Specifically, I’ve wondered why developers confuse these ideas over and over. Wouldn’t they, of all people, understand the pain that comes when things don’t work? After all, their job is to build things, and ensure that they work! Why can’t they see that easy often comes at a price? Are most developers just bad at their jobs?
No. But there’s more to it than that.
You see, we live in a culture of easy. Aspirational advertising promises highly intangible goals (such as respect) as outcomes of buying certain products. Social networking offers the promise of human connection while doing everything to keep us generating ad revenue. Fast food lets us eat without putting much time into preparation. But, all of those things are mere shadows of the actual reality.
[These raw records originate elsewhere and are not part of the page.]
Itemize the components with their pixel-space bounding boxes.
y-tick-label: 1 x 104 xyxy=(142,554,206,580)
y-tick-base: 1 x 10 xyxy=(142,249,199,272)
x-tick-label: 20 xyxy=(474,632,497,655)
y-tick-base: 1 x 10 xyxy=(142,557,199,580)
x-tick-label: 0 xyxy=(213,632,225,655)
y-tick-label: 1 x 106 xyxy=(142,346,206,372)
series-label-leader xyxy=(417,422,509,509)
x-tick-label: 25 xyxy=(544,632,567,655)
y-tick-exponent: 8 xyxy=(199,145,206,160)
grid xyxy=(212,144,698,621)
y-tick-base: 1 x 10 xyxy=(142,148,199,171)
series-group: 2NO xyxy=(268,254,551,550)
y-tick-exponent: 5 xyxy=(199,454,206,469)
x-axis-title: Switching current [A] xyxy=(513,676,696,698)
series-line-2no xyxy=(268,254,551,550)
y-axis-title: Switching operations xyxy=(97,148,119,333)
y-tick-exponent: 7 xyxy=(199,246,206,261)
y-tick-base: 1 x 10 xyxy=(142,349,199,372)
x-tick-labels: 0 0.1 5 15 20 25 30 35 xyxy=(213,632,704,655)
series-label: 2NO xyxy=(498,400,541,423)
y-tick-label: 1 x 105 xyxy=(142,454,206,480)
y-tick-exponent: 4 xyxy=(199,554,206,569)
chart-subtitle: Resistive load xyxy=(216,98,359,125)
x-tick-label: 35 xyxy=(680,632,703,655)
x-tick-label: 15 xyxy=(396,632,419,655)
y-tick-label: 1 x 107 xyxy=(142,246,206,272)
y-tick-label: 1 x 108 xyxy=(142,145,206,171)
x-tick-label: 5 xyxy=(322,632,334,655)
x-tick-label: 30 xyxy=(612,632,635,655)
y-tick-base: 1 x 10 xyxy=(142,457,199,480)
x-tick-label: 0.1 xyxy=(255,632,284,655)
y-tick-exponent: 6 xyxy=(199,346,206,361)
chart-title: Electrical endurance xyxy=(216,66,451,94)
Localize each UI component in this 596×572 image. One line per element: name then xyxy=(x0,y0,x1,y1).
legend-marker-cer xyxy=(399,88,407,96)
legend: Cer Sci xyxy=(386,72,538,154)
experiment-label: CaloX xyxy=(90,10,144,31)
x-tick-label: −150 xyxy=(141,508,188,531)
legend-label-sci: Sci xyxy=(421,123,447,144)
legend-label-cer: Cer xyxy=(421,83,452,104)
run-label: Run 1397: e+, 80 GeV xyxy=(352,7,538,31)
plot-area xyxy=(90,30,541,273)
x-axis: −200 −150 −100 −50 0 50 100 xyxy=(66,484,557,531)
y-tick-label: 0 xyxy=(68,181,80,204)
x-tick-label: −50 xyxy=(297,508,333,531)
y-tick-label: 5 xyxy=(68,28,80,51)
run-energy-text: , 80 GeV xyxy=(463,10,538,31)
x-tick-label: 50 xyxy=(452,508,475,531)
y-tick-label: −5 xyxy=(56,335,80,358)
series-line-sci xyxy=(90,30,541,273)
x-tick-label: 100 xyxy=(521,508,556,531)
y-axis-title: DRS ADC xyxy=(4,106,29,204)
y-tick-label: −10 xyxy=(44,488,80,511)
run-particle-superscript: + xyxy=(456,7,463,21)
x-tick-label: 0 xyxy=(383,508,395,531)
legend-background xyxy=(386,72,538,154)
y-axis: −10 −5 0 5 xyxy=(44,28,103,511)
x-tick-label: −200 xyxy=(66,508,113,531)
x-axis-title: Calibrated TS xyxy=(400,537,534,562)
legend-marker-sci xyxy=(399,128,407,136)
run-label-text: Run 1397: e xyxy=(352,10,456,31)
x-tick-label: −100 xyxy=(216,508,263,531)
You fake respect by buying luxury goods, you use social networking to plan to meet someone face to face, and you don’t want to eat fast food every day. Knowing this doesn’t render you immune to the effects, unfortunately.
That consumer mindset is easy to bring into other areas of life, and software is no exception. Following the buzz of the tech community is like injecting a giant dose of marketing into your brain. The worst part about it is: you don’t even realize it’s happening. You see people talking a lot about Node, or Docker, or Go, and some part of you figures, “these must be important technologies, or else nobody would be talking about them!” Except, you don’t really know their technical merits, you’ve only inferred this based upon the fact that discussion about them was occuring. After all, they wouldn’t be new if they weren’t better than what’s already out there, right? Surely everyone can’t be fooled!
Except, everyone is often fooled. In a consumer culture, we’re trained to be fooled. We’re taught to be passive, and we’re taught to consume shiny things. New technology is marketed to us in exactly the same way as consumer products are. The feedback cycle of effusive blog posts, heavy marketing, corporate backing, and proclamations of “this time it’s different” create hype. It tells us a story we want to believe. And because we want to believe it, we fall for it.
Meanwhile, the Software Problem rages on, as bad as it ever was. Strangely, nobody seems to notice that the Previous Great Thing didn’t really fix it.
Maybe the Next Big Thing will save us? Don’t let us down, Hacker News!